In my last post, I talked about some of our forgotten Founding Fathers. Our founding mothers, of course, have fared even worse. Women had no votes in early America. Indeed, they had hardly any rights at all. But there were some women who nevertheless managed to make their voices heard on the great issues of the day.
Mercy Otis Warren (1728-1814), to take one example, was considered one of the most literate American women of the 18th Century. A popular author with a sharp wit and pen to match, she wrote poems, plays and satires. She is also believed to have written contributions to newspapers under the pseudonym, “A Columbian Patriot.”
Mrs. Warren was famous in her day, but if we think of founding mothers at all in 21st Century America, we are most likely to think of Abigail Adams, wife of our second president, John Adams, and mother of our sixth president, John Quincy Adams.
John Adams’ obligations as a legislator and a diplomat kept him away from home for long periods, so the couple stayed in touch through a steady stream of correspondence. Their letters are a national treasure. They feature as a plot device in the musical, 1776, and were the basis of a successful stage play called John and Abigail by William Gibson.

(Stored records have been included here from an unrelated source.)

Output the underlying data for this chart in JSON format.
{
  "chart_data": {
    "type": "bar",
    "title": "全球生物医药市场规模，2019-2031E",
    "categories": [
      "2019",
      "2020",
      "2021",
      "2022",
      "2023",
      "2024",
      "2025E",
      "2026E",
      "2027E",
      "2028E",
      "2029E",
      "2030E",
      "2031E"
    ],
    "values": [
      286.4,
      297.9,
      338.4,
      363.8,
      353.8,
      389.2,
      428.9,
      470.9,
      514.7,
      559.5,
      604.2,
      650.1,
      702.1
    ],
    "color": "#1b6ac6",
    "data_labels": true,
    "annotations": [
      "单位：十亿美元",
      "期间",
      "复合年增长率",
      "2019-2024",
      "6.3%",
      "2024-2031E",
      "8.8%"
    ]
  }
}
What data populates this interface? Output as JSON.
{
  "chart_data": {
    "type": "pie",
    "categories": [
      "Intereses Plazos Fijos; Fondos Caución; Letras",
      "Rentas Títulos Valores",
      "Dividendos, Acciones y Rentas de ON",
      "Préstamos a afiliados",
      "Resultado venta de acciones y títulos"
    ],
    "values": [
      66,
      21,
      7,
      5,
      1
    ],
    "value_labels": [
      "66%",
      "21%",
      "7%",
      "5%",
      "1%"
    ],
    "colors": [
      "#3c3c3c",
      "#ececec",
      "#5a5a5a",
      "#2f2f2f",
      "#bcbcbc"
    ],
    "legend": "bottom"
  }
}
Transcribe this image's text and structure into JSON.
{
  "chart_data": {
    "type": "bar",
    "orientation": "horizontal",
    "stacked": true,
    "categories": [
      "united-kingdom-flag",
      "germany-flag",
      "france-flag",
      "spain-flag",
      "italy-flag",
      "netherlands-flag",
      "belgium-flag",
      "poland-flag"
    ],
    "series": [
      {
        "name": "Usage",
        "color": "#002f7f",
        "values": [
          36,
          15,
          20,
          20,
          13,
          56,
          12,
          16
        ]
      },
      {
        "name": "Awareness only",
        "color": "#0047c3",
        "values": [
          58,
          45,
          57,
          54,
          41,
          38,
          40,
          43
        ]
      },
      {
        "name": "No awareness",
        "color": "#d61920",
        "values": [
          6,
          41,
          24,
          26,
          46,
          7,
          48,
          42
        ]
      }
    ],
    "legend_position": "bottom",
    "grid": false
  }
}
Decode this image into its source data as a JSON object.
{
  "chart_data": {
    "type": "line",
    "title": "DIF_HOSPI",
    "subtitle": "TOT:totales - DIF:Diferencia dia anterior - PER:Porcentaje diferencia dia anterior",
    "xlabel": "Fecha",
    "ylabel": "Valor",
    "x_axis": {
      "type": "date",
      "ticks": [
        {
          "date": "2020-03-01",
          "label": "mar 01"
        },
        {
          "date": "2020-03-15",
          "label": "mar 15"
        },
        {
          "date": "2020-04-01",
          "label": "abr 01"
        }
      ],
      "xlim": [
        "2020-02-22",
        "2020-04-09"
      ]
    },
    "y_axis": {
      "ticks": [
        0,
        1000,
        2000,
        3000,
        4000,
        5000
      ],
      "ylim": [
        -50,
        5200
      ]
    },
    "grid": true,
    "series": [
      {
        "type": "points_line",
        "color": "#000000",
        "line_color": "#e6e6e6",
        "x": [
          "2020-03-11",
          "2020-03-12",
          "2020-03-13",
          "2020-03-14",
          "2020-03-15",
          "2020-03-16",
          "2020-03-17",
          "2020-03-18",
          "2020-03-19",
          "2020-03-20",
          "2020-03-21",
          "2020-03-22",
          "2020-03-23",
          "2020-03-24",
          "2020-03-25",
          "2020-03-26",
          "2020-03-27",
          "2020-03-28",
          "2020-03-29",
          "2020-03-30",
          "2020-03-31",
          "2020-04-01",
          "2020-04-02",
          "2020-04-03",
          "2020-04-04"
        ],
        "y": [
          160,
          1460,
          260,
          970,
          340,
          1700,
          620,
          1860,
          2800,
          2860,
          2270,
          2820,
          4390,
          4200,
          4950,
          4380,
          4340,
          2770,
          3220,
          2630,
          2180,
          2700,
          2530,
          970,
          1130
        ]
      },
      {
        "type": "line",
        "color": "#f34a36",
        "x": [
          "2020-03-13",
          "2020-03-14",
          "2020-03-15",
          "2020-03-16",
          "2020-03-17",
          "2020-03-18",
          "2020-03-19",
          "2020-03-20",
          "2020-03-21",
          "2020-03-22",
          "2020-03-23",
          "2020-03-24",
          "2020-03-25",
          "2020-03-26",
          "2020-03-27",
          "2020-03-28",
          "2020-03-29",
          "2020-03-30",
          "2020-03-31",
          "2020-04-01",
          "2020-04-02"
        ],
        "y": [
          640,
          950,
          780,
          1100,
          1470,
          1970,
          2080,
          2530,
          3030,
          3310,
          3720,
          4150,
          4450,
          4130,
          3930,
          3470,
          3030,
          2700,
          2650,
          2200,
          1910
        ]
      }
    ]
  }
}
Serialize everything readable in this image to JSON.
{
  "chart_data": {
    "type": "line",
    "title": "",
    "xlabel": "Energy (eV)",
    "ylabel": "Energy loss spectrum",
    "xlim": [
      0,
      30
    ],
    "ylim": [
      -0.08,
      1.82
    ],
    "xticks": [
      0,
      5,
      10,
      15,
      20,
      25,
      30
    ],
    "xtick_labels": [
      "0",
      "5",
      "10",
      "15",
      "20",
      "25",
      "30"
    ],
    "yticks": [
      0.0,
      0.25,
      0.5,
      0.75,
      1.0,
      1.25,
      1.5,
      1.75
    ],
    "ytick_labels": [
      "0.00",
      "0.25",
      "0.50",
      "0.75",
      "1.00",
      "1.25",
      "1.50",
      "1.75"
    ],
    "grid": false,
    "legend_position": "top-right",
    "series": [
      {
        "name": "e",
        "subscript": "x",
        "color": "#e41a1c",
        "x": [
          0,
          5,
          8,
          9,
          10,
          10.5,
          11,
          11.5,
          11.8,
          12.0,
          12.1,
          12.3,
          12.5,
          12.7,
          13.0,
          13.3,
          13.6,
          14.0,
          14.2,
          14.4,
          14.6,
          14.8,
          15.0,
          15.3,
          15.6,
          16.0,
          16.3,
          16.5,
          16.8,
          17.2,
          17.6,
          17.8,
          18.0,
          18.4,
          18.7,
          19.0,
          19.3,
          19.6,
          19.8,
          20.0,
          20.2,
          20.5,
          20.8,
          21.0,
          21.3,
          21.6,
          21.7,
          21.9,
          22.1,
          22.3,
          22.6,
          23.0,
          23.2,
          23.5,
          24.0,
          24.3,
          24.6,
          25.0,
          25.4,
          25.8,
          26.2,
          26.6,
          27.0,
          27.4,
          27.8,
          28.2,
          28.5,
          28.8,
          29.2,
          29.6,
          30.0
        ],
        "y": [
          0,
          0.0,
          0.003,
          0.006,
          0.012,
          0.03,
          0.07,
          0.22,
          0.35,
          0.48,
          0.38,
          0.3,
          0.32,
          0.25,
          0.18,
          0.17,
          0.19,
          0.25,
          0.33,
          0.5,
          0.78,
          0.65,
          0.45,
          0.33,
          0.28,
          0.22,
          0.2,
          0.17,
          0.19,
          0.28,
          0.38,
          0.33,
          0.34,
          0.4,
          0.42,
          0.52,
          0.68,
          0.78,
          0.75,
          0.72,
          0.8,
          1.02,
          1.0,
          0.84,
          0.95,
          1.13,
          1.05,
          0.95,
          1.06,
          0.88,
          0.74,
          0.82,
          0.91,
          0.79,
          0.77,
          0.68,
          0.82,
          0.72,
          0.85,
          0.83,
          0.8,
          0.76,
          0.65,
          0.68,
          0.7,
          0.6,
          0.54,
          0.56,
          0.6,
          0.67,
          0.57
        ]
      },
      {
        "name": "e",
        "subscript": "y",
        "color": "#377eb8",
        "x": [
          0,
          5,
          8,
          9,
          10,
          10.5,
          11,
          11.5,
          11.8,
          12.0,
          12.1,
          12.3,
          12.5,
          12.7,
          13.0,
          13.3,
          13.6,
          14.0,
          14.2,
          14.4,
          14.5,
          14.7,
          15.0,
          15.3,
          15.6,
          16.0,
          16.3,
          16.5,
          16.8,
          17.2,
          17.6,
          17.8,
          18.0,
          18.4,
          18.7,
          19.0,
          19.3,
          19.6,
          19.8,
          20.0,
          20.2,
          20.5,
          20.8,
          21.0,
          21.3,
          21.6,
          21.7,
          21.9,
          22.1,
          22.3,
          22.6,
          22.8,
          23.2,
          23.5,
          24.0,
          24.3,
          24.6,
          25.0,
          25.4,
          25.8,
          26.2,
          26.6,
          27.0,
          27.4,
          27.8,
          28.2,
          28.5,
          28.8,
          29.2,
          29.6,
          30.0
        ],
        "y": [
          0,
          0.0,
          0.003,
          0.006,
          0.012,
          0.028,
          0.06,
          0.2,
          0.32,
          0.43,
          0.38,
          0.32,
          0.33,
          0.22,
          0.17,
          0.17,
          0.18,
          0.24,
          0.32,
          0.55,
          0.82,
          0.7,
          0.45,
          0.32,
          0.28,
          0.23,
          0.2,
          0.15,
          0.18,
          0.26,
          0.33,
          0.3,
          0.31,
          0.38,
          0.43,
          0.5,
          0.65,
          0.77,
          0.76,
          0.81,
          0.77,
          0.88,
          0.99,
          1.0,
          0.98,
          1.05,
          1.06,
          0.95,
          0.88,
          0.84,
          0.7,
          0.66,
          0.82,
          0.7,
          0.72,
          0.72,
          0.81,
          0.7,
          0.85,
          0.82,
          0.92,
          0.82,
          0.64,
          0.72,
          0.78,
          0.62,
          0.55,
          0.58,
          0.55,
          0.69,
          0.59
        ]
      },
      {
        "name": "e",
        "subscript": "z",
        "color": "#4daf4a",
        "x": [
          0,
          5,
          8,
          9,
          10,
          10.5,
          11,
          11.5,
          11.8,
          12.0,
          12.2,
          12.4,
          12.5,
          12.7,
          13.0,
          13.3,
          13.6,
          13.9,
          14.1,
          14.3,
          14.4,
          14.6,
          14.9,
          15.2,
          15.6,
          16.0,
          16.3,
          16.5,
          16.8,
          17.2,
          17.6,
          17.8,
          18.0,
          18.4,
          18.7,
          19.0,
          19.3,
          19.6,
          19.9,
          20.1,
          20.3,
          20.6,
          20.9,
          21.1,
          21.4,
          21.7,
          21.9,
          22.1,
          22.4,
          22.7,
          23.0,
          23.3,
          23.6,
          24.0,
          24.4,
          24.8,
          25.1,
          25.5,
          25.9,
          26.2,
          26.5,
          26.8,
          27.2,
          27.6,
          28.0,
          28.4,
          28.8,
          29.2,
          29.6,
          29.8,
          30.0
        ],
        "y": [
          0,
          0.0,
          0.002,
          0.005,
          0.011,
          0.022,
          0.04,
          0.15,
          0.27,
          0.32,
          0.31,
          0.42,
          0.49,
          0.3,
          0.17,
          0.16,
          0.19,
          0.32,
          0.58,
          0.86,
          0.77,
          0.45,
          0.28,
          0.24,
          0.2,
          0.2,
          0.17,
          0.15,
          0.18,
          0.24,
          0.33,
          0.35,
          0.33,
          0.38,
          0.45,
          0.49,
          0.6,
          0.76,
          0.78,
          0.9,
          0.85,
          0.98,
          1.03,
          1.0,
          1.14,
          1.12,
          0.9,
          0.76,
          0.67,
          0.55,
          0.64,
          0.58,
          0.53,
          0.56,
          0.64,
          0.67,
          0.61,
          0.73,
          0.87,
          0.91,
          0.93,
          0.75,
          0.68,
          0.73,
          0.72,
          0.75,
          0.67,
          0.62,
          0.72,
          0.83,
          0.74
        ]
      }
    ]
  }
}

Abigail may not have been as well educated as her friend Mercy Warren, but she more than held up her end of the correspondence with her famous husband. Consider the spirited letter she wrote to John in Philadelphia, a few months before the signing of the Declaration of Independence.
“I long to hear that you have declared an Independency,” she enthused. “And by the way in the new Code of Laws which I suppose it will be necessary for you to make I desire you would Remember the Ladies, and be more generous and favourable to them than your ancestors. Do not put such unlimited power into the hands of the Husbands. Remember all Men would be tyrants if they could. If particular care and attention is not paid to the Ladies we are determined to foment a Rebellion, and will not hold ourselves bound by any Laws in which we have no voice, or Representation.”
All American women secured the right to vote with the passage of the 19th Amendment to the Constitution in 1920. After reading Abigail Adams’ letter, we can only wonder why it took that long.